This is a fascinating area – methods for amplifying DNA from single cells for complete genome sequencing. The current approach uses isothermal multiple displacement amplification MDA, followed by 454 sequencing. Biotechnology is getting closer towards its origins, yea, yea.

Addendum

We can now add also single cell protein analysis – microfluidic devices that can dissolve and separate proteins before quantifying them by fluorescence in confocal microscopy. Several groups tried to increase the signal-noise ratio by decreasing capillary dimension (leading to clogging) while the new study widens the excitation laser.

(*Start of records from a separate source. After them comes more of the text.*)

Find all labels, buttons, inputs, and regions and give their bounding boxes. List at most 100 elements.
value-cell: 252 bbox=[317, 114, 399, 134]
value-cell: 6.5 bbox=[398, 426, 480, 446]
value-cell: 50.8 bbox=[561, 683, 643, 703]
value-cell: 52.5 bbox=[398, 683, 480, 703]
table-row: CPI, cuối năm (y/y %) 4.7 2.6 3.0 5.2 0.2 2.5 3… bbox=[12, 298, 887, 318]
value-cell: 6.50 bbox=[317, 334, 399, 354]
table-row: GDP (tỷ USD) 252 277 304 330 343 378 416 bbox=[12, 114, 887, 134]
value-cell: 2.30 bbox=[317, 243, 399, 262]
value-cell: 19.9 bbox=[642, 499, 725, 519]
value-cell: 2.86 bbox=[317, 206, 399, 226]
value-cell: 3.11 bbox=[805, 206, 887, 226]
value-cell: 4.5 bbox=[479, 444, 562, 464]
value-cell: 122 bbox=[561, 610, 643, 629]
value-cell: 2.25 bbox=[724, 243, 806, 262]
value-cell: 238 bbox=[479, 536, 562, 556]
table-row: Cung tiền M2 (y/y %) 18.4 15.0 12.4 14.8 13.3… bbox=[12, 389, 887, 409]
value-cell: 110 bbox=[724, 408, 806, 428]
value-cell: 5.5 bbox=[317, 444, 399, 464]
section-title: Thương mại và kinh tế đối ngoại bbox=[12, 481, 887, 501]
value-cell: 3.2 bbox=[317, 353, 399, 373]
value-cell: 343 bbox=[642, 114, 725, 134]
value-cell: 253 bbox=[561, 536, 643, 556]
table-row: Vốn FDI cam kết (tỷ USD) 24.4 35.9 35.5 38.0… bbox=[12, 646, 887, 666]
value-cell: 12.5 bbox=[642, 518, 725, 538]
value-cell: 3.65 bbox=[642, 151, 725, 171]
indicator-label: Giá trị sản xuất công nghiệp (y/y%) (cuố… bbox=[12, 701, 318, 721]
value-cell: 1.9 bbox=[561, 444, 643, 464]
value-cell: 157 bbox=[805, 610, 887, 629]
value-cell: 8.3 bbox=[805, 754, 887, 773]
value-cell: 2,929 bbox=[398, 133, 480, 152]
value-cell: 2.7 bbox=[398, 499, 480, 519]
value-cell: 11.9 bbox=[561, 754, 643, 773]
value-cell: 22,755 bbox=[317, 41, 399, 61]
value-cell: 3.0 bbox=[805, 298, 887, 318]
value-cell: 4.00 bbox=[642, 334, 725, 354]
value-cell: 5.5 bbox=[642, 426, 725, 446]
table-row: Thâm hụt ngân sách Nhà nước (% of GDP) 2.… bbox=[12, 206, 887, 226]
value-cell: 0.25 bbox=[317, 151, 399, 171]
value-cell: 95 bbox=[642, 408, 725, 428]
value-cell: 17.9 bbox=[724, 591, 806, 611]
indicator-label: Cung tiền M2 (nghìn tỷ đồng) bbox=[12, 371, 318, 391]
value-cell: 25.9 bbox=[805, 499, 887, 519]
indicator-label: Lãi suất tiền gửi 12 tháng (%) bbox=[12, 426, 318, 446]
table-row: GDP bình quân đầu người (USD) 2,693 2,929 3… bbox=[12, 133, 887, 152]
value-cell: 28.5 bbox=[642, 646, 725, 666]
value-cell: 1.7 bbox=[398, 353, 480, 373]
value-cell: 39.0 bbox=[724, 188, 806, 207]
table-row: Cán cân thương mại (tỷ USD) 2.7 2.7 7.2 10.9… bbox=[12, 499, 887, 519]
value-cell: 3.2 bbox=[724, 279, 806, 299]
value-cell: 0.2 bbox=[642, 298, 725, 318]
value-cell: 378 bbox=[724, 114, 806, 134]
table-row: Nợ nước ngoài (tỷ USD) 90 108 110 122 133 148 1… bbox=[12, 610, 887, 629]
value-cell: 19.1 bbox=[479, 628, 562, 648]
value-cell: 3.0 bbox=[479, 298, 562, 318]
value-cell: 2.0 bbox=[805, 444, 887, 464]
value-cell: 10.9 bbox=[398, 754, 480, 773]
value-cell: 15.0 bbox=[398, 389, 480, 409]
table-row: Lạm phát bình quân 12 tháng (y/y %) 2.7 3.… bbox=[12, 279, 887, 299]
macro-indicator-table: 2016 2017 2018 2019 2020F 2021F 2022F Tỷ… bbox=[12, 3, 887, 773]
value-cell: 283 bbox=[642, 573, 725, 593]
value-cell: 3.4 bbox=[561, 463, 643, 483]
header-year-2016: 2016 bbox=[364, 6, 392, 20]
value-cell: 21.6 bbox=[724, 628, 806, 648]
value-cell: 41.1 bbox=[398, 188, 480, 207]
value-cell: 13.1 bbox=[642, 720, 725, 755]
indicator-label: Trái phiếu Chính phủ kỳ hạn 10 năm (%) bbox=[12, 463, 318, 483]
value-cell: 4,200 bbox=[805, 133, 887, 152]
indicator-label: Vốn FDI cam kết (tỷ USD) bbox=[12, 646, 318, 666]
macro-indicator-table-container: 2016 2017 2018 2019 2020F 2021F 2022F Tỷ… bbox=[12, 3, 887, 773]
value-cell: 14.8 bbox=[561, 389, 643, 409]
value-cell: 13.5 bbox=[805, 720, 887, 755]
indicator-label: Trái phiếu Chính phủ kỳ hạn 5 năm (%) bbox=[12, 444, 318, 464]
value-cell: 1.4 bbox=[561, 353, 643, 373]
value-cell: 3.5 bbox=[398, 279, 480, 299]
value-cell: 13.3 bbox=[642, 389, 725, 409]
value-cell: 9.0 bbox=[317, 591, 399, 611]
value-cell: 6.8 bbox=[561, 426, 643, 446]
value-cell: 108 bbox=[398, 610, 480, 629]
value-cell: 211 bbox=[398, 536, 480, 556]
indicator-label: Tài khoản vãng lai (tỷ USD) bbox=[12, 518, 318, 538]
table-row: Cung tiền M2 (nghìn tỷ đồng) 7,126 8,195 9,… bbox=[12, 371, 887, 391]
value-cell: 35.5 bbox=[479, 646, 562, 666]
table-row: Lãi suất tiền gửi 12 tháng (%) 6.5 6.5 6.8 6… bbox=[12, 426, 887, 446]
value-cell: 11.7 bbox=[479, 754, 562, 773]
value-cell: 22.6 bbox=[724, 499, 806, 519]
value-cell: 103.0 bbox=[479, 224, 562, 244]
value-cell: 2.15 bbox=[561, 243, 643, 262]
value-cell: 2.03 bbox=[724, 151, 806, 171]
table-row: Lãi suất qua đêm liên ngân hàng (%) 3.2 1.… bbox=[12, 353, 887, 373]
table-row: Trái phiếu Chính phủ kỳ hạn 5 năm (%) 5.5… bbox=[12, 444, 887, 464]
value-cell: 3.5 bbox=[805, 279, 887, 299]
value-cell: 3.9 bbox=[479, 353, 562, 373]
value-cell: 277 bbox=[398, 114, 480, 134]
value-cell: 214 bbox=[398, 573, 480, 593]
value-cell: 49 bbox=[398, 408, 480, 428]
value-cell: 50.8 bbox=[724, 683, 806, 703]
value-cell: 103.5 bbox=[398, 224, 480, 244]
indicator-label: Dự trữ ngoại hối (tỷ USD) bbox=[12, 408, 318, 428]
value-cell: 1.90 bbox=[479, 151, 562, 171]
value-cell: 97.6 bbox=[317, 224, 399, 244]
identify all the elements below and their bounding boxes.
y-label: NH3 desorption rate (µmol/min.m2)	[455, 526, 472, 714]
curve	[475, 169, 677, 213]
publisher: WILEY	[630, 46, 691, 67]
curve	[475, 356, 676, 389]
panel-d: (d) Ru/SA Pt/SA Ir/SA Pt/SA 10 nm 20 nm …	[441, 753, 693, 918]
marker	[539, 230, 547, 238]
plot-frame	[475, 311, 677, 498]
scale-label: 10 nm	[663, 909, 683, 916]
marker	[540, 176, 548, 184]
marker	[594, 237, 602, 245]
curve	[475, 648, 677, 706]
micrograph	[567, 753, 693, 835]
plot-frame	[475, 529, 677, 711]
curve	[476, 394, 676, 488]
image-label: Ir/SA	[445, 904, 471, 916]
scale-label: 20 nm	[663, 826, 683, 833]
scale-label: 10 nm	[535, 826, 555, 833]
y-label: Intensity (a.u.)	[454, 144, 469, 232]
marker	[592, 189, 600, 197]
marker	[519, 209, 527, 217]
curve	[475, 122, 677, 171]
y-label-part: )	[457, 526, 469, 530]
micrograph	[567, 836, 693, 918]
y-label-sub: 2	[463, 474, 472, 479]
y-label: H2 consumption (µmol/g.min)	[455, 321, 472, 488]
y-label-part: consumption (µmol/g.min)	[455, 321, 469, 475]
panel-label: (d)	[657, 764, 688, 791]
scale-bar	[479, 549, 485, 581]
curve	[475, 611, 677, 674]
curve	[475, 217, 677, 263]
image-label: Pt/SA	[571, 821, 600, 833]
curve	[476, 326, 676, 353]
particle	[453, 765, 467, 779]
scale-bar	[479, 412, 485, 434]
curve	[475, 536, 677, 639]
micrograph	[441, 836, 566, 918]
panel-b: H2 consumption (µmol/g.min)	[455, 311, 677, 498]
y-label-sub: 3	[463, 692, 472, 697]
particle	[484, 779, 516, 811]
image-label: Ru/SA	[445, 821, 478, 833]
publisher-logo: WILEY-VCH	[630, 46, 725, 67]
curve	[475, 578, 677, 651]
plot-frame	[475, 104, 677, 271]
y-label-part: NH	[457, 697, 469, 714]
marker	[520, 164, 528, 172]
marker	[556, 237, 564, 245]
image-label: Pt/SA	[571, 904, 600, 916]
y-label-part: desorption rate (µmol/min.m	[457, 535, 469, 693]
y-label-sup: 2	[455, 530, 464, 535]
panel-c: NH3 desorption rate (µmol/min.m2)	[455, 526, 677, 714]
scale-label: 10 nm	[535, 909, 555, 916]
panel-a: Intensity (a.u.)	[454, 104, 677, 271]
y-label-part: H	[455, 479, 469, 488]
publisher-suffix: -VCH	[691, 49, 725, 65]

The forthcoming SNP whole genome association studies will draw a lot of attention. I already have the problem of many interacting SNPs where I am suggesting to divide significant results in 3 compartments – local (LD effects), longrange (cis transcription factor effects) and pathway effects (gene family, system wide effects). The main problem are false positives that can even not be overcome by techniques like FDR. Yea, yea.

A nature genetics paper shows that a single mutation in Pseudomonas has pleiotropic effects – not limited to the level of proteins in the particular network but changing also their relationships. Sounds like a soccer match where a player has to leave  the court – which changes positions of all remaining players. “The adaptive mutation draws proteins into tighter coregulation”, yea, yea.

The French department Finestière of Brittany is the named end of world and always nicely illuminated by impressive phares. Where is the end of the submicron world – at GFP labelled proteins?

-moblog- HMG has an interesting paper of Fei Sun and Renee H. Martin – showing a first visable recombination map of the male human genome. They obtained testicular samples from 10 males where each contributed 100 pachytene-stage cells. Chromosomes were identified by blue CREST centromere coloring and yellow MHL1 coloring of crossing over sites. Unfortunately the paper is not so easy to read but they have excellent figures. On average there are 50 cross-overs per set (which is more than I expected). The total number goes down from 52 at age 30y to 46 at age 80y (which may explain the higher chance of aneuploidy at a higher age). Individual crossover frequencies look extremely variable, chromosomal locations are clustering at different site -see my recent blog on recombinogenic sequences. Activity at centromeres was always low while chromosome 21q showed a high individual variablity. Why was there never detailed workup of physical and linkage map? Nay, nay.